Surface Transfer n-Type Doping of Graphene Using WO3 Nanoparticles prepared without the use of hazardous chemicals

Abstract

With its highly tunable electronic properties, doped graphene is a promising platform for next-generation electronic and photonic devices. Achieving selective and reliable n-type doping, together with controlled modulation of the Dirac point, is critical for the realization of high-performance graphene-based devices. Here, we report a simple and effective approach to modulate the electronic properties of single-layer graphene (SLG) using tungsten trioxide (WO3) nanoparticles prepared without the use of hazardous chemicals.

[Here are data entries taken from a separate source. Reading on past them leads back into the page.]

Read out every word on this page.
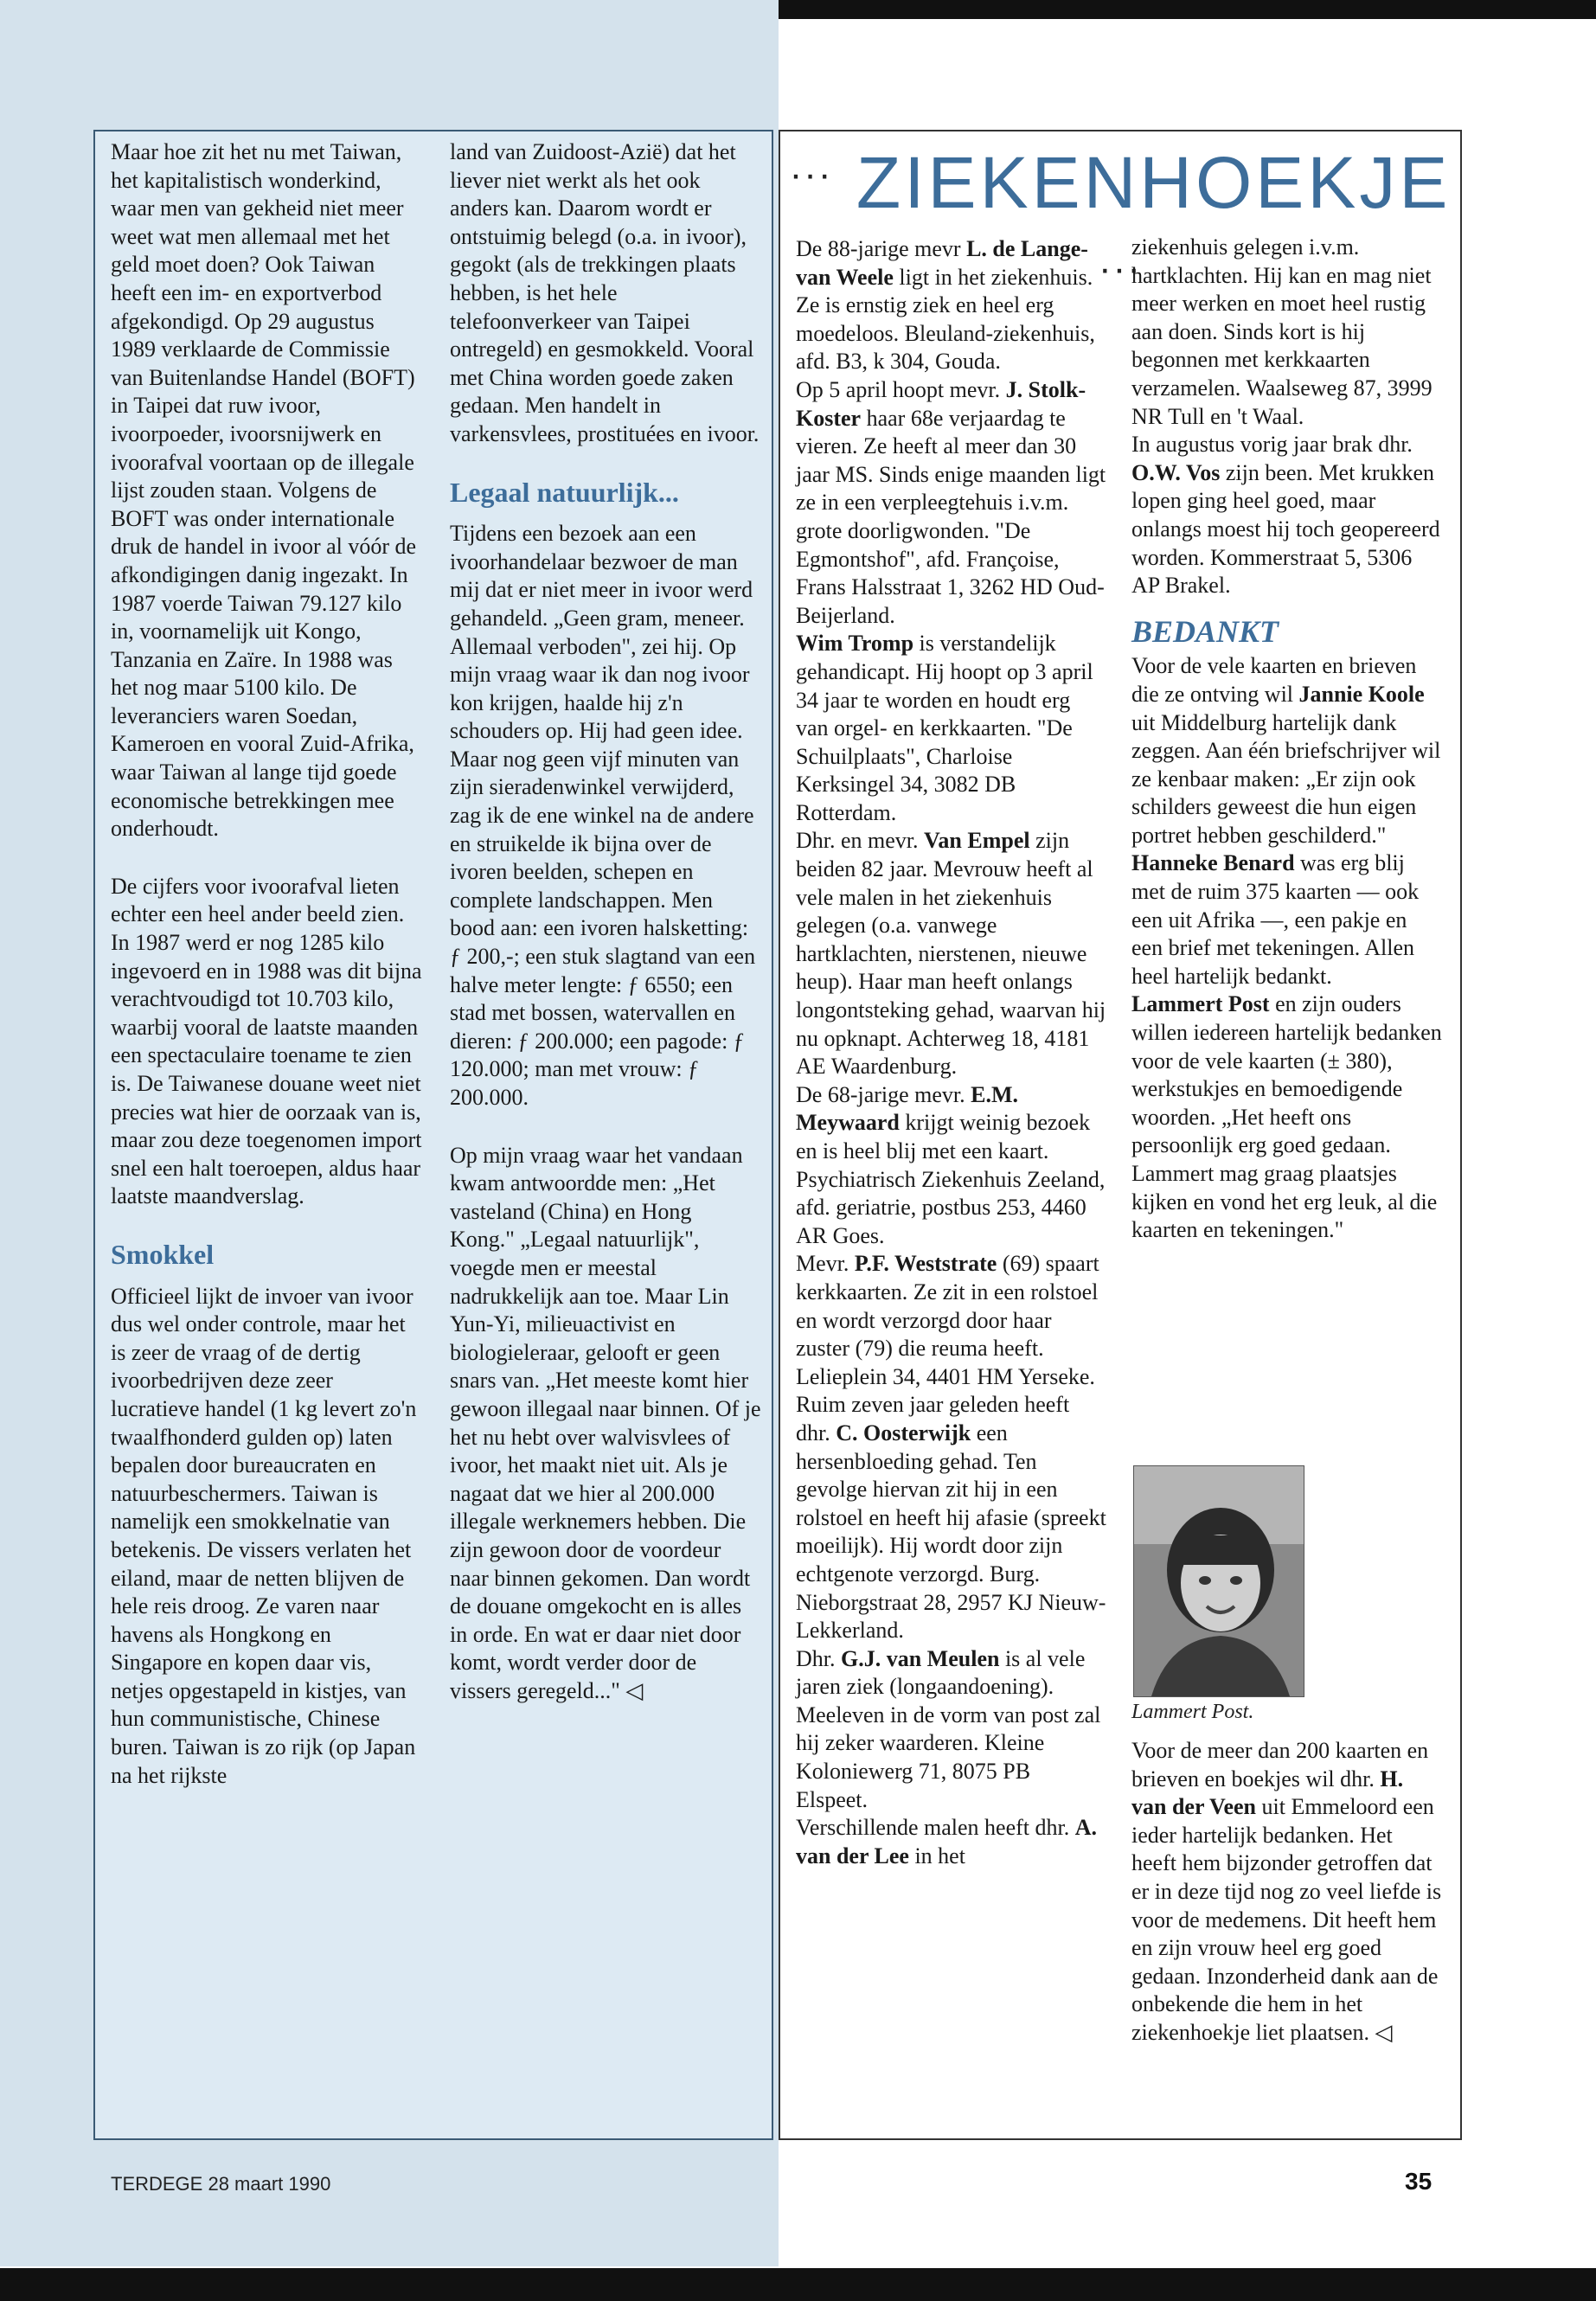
Maar hoe zit het nu met Taiwan, het kapitalistisch wonderkind, waar men van gekheid niet meer weet wat men allemaal met het geld moet doen? Ook Taiwan heeft een im- en exportverbod afgekondigd. Op 29 augustus 1989 verklaarde de Commissie van Buitenlandse Handel (BOFT) in Taipei dat ruw ivoor, ivoorpoeder, ivoorsnijwerk en ivoorafval voortaan op de illegale lijst zouden staan. Volgens de BOFT was onder internationale druk de handel in ivoor al vóór de afkondigingen danig ingezakt. In 1987 voerde Taiwan 79.127 kilo in, voornamelijk uit Kongo, Tanzania en Zaïre. In 1988 was het nog maar 5100 kilo. De leveranciers waren Soedan, Kameroen en vooral Zuid-Afrika, waar Taiwan al lange tijd goede economische betrekkingen mee onderhoudt.

De cijfers voor ivoorafval lieten echter een heel ander beeld zien. In 1987 werd er nog 1285 kilo ingevoerd en in 1988 was dit bijna verachtvoudigd tot 10.703 kilo, waarbij vooral de laatste maanden een spectaculaire toename te zien is. De Taiwanese douane weet niet precies wat hier de oorzaak van is, maar zou deze toegenomen import snel een halt toeroepen, aldus haar laatste maandverslag.

Smokkel

Officieel lijkt de invoer van ivoor dus wel onder controle, maar het is zeer de vraag of de dertig ivoorbedrijven deze zeer lucratieve handel (1 kg levert zo'n twaalfhonderd gulden op) laten bepalen door bureaucraten en natuurbeschermers. Taiwan is namelijk een smokkelnatie van betekenis. De vissers verlaten het eiland, maar de netten blijven de hele reis droog. Ze varen naar havens als Hongkong en Singapore en kopen daar vis, netjes opgestapeld in kistjes, van hun communistische, Chinese buren. Taiwan is zo rijk (op Japan na het rijkste

land van Zuidoost-Azië) dat het liever niet werkt als het ook anders kan. Daarom wordt er ontstuimig belegd (o.a. in ivoor), gegokt (als de trekkingen plaats hebben, is het hele telefoonverkeer van Taipei ontregeld) en gesmokkeld. Vooral met China worden goede zaken gedaan. Men handelt in varkensvlees, prostituées en ivoor.

Legaal natuurlijk...

Tijdens een bezoek aan een ivoorhandelaar bezwoer de man mij dat er niet meer in ivoor werd gehandeld. „Geen gram, meneer. Allemaal verboden", zei hij. Op mijn vraag waar ik dan nog ivoor kon krijgen, haalde hij z'n schouders op. Hij had geen idee. Maar nog geen vijf minuten van zijn sieradenwinkel verwijderd, zag ik de ene winkel na de andere en struikelde ik bijna over de ivoren beelden, schepen en complete landschappen. Men bood aan: een ivoren halsketting: ƒ 200,-; een stuk slagtand van een halve meter lengte: ƒ 6550; een stad met bossen, watervallen en dieren: ƒ 200.000; een pagode: ƒ 120.000; man met vrouw: ƒ 200.000.

Op mijn vraag waar het vandaan kwam antwoordde men: „Het vasteland (China) en Hong Kong." „Legaal natuurlijk", voegde men er meestal nadrukkelijk aan toe. Maar Lin Yun-Yi, milieuactivist en biologieleraar, gelooft er geen snars van. „Het meeste komt hier gewoon illegaal naar binnen. Of je het nu hebt over walvisvlees of ivoor, het maakt niet uit. Als je nagaat dat we hier al 200.000 illegale werknemers hebben. Die zijn gewoon door de voordeur naar binnen gekomen. Dan wordt de douane omgekocht en is alles in orde. En wat er daar niet door komt, wordt verder door de vissers geregeld..." ◁

··· ZIEKENHOEKJE ···

De 88-jarige mevr L. de Lange-van Weele ligt in het ziekenhuis. Ze is ernstig ziek en heel erg moedeloos. Bleuland-ziekenhuis, afd. B3, k 304, Gouda.

Op 5 april hoopt mevr. J. Stolk-Koster haar 68e verjaardag te vieren. Ze heeft al meer dan 30 jaar MS. Sinds enige maanden ligt ze in een verpleegtehuis i.v.m. grote doorligwonden. "De Egmontshof", afd. Françoise, Frans Halsstraat 1, 3262 HD Oud-Beijerland.

Wim Tromp is verstandelijk gehandicapt. Hij hoopt op 3 april 34 jaar te worden en houdt erg van orgel- en kerkkaarten. "De Schuilplaats", Charloise Kerksingel 34, 3082 DB Rotterdam.

Dhr. en mevr. Van Empel zijn beiden 82 jaar. Mevrouw heeft al vele malen in het ziekenhuis gelegen (o.a. vanwege hartklachten, nierstenen, nieuwe heup). Haar man heeft onlangs longontsteking gehad, waarvan hij nu opknapt. Achterweg 18, 4181 AE Waardenburg.

De 68-jarige mevr. E.M. Meywaard krijgt weinig bezoek en is heel blij met een kaart. Psychiatrisch Ziekenhuis Zeeland, afd. geriatrie, postbus 253, 4460 AR Goes.

Mevr. P.F. Weststrate (69) spaart kerkkaarten. Ze zit in een rolstoel en wordt verzorgd door haar zuster (79) die reuma heeft. Lelieplein 34, 4401 HM Yerseke.

Ruim zeven jaar geleden heeft dhr. C. Oosterwijk een hersenbloeding gehad. Ten gevolge hiervan zit hij in een rolstoel en heeft hij afasie (spreekt moeilijk). Hij wordt door zijn echtgenote verzorgd. Burg. Nieborgstraat 28, 2957 KJ Nieuw-Lekkerland.

Dhr. G.J. van Meulen is al vele jaren ziek (longaandoening). Meeleven in de vorm van post zal hij zeker waarderen. Kleine Koloniewerg 71, 8075 PB Elspeet.

Verschillende malen heeft dhr. A. van der Lee in het

ziekenhuis gelegen i.v.m. hartklachten. Hij kan en mag niet meer werken en moet heel rustig aan doen. Sinds kort is hij begonnen met kerkkaarten verzamelen. Waalseweg 87, 3999 NR Tull en 't Waal.

In augustus vorig jaar brak dhr. O.W. Vos zijn been. Met krukken lopen ging heel goed, maar onlangs moest hij toch geopereerd worden. Kommerstraat 5, 5306 AP Brakel.

BEDANKT

Voor de vele kaarten en brieven die ze ontving wil Jannie Koole uit Middelburg hartelijk dank zeggen. Aan één briefschrijver wil ze kenbaar maken: „Er zijn ook schilders geweest die hun eigen portret hebben geschilderd."

Hanneke Benard was erg blij met de ruim 375 kaarten — ook een uit Afrika —, een pakje en een brief met tekeningen. Allen heel hartelijk bedankt.

Lammert Post en zijn ouders willen iedereen hartelijk bedanken voor de vele kaarten (± 380), werkstukjes en bemoedigende woorden. „Het heeft ons persoonlijk erg goed gedaan. Lammert mag graag plaatsjes kijken en vond het erg leuk, al die kaarten en tekeningen."

Lammert Post.

Voor de meer dan 200 kaarten en brieven en boekjes wil dhr. H. van der Veen uit Emmeloord een ieder hartelijk bedanken. Het heeft hem bijzonder getroffen dat er in deze tijd nog zo veel liefde is voor de medemens. Dit heeft hem en zijn vrouw heel erg goed gedaan. Inzonderheid dank aan de onbekende die hem in het ziekenhoekje liet plaatsen. ◁

TERDEGE 28 maart 1990	35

The monoclinic crystal structure of the as-prepared WO3 nanoparticles was confirmed by X-ray diffraction and Raman spectroscopy, while transmission electron microscopy verified their uniform size and morphology. The electronic interaction between SLG and WO3 is systematically investigated by Raman spectroscopy, electrical transport measurements, and synchrotron-based photoelectron spectroscopy (PES) measurements. Our results reveal clear n-type doping of graphene with increasing WO3 nanoparticle concentrations (0.1, 0.3, and 0.5 mg/mL). The corresponding shifts in Fermi energy and changes in sheet carrier concentration are quantitatively determined from transport and PES measurements. A maximum upward shift of the Fermi energy of approximately 200 meV and an electron density of up to ~2.4 × 1012 cm-2 are achieved for SLG doped with 0.5 mg mL-1 WO3 nanoparticles. This cost-effective and straightforward surface-transfer doping approach offers a viable pathway for controlled electron doping in graphene, potentially facilitating the development of graphene-based electronic devices.